O novo decreto-lei aprovado a 25 de novembro, na Assembleia da República, contou com os votos a favor do BE, PS, PAN, Iniciativa Liberal, os Verdes e a deputada não-inscrita Joacine Katar Moreira. O texto de substituição dos projetos de lei do BE “Alteração ao regime jurídico da gestação de substituição” e do PAN “Garante o acesso à gestação de substituição”, mereceu os votos contra do PCP, PSD, CDS-PP e Chega e uma abstenção da deputada não-inscrita Cristina Rodrigues.

A celebração de negócios jurídicos de gestação de substituição carece de autorização prévia do Conselho Nacional de Procriação Medicamente Assistida, entidade que supervisiona todo o processo, a qual é sempre antecedida de audição da Ordem dos Médicos e da Ordem dos Psicólogos, entidade que foi acrescentada na lei.

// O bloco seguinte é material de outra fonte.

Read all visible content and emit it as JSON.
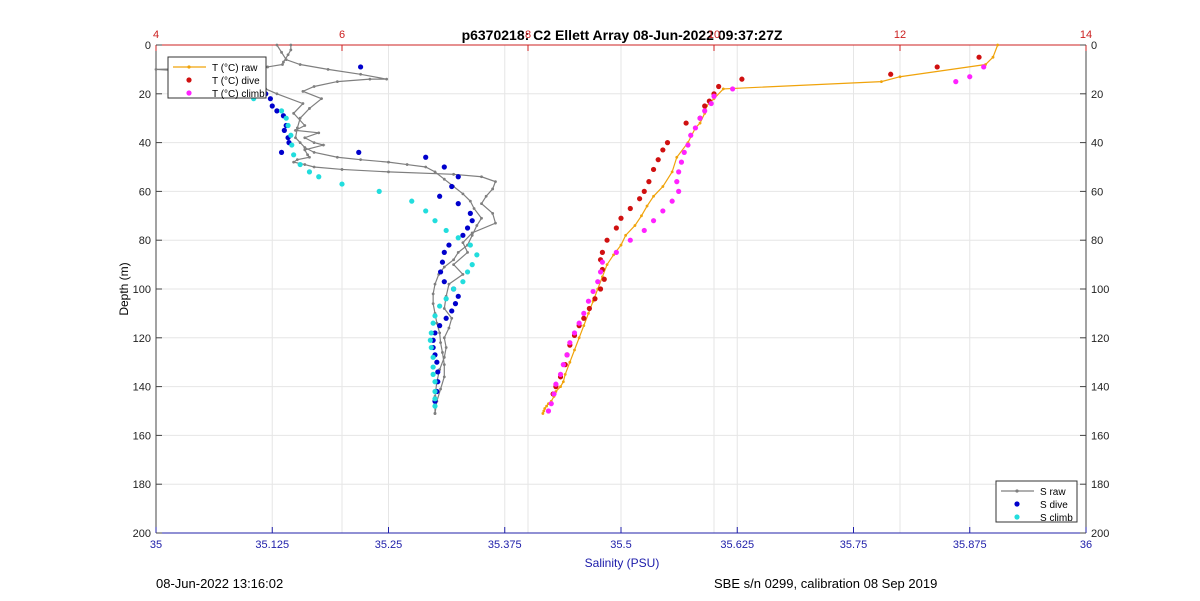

Recorde-se que, em abril de 2018, Marcelo Rebelo de Sousa acabou por vetar a alteração à lei na sequência de o TC ter declarado inconstitucionais as normas que impunham sigilo absoluto relativamente às pessoas nascidas em consequência de técnicas de procriação medicamente assistida, com recurso a dádiva de gâmetas ou embriões, incluindo nas situações de gestação de substituição.

Também foi aprovado no parlamento o texto final apresentado pela Comissão de Saúde relativo aos projetos de resolução do BE que recomendam ao Governo medidas para a não exclusão de mulheres dos procedimentos de procriação medicamente assistida por atrasos devidos à pandemia. O PCP vinca o reforço da resposta dos Centros Públicos de Procriação Medicamente Assistida e a adoção de medidas para salvaguardar o futuro da Procriação Medicamente Assistida (PMA) no Serviço Nacional de Saúde. Um projeto do CDS-PP aponta para um plano de recuperação da atividade de PMA em contexto de covid-19. O texto foi aprovado com os votos a favor do PCP, BE, PEV, PSD, Iniciativa Liberal e Chega e com a abstenção do PS.